Vakıf-şirketler ve vakıf-holdingler olduğu gibi vakıf-tröstler de var. Hukuksal meşruiyeti olan vakıf yoluyla serveti elinde tutanlar, holdinglerinin, şirketlerinin, mülklerinin denetimini de elinde tutuyor. Halk ise sermayenin sömürdüğüne inansa bile sermayedarın sahibi olan vakfın sömürmediğine inandırılıyor. Bu denetim eş zamanlı olarak emekçiler üzerindeki denetim.   Söz ve karar sahipliği sermaye sınıfının güvencesi altında.

Kapitalistler üretim araçlarını ellerinde tutarken siyasi partiler ve sendikalarla birlikte diğer düzen içi örgütlenmeleri de araç olarak kullanıyorlar. Vakıflar bu örgütlenme çeşidi içinde hem üzerindeki hakla mülkiyeti koruma hem üretime ve sermaye birikimine katkı, hem yardımsever ve insansever görünme amacıyla hem de dinsel ağırlıklı hayırseverlikle çalışıyorlar. Burjuva düzeninde en etkin “gelirin yeniden dağılımı” araçlarından olan vergiden kaçınırken halktan da bağış ve yardım toplayabiliyorlar.
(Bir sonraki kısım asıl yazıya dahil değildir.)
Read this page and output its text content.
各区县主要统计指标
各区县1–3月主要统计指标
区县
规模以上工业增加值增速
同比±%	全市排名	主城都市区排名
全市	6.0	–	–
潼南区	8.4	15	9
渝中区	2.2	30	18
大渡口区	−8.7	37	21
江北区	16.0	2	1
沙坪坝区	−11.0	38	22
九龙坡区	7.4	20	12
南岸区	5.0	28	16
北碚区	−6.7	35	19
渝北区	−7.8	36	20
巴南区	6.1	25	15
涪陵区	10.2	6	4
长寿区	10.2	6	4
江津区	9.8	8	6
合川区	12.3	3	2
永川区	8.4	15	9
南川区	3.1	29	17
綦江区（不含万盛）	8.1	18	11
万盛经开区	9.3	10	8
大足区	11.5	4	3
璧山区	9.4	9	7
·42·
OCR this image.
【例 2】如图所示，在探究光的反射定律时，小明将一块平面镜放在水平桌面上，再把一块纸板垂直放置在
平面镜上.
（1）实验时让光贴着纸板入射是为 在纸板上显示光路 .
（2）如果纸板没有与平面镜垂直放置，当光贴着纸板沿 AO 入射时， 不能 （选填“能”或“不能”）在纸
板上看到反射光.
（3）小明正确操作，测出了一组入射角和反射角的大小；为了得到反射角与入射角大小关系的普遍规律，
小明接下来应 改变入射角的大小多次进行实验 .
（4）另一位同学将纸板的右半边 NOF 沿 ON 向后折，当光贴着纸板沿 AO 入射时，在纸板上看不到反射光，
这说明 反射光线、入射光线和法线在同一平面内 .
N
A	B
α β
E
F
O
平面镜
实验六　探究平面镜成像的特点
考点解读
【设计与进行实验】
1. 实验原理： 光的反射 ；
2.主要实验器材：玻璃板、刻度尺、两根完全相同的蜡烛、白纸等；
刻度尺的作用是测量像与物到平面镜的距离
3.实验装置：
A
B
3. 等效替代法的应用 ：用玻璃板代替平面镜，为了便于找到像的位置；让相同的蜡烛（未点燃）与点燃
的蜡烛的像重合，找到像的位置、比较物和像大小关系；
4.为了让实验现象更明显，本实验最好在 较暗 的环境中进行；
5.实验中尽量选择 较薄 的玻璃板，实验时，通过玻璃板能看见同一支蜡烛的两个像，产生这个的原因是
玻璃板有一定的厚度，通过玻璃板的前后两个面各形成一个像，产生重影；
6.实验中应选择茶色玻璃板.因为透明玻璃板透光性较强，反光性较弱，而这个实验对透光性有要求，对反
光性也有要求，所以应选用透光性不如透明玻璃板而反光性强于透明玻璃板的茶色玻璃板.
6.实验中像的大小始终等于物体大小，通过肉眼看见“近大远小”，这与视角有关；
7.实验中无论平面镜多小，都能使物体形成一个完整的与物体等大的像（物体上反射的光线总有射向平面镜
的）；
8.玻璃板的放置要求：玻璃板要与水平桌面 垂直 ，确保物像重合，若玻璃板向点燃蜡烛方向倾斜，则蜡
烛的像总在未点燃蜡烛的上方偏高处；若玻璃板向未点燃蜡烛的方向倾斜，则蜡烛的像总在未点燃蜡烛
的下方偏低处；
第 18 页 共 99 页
Yetmiyor merkezi bütçeden ve yerel yönetimlerden, kamu kaynaklarından besleniyorlar.  Halkla yakınlık kurup bireysel insanseverliklerini toplumsal yarar vitrinine yerleştirebiliyorlar.

“Gönüllü çalışma” denilerek halkın vakıflar aracılığıyla yönetime katılmaya çağrılması sermaye sınıfının gericilikle ortak düzenini yayma işlevi görüyor. Bu ortak düzen “Osmanlıcılık” ve “ayni-nakdi birikim araçları” olarak kapitalizmin kurumunu işaret ediyor; halkı düzen içinde tutarak uyumlaştırıyor. Buradaki dinsel ve yardımsever kisveli gönüllülükle seçimden seçime oy kullanma işi özdeş.

Sömürücü düzen-vakıflar ilişkisi işçi sınıfının savaşımını kırmakla kalmıyor, antikomünizm propagandası ve eyleminin de zeminini oluşturuyor. Sosyalist toplumun ideolojik ve örgütsel ilkeleriyse bambaşka.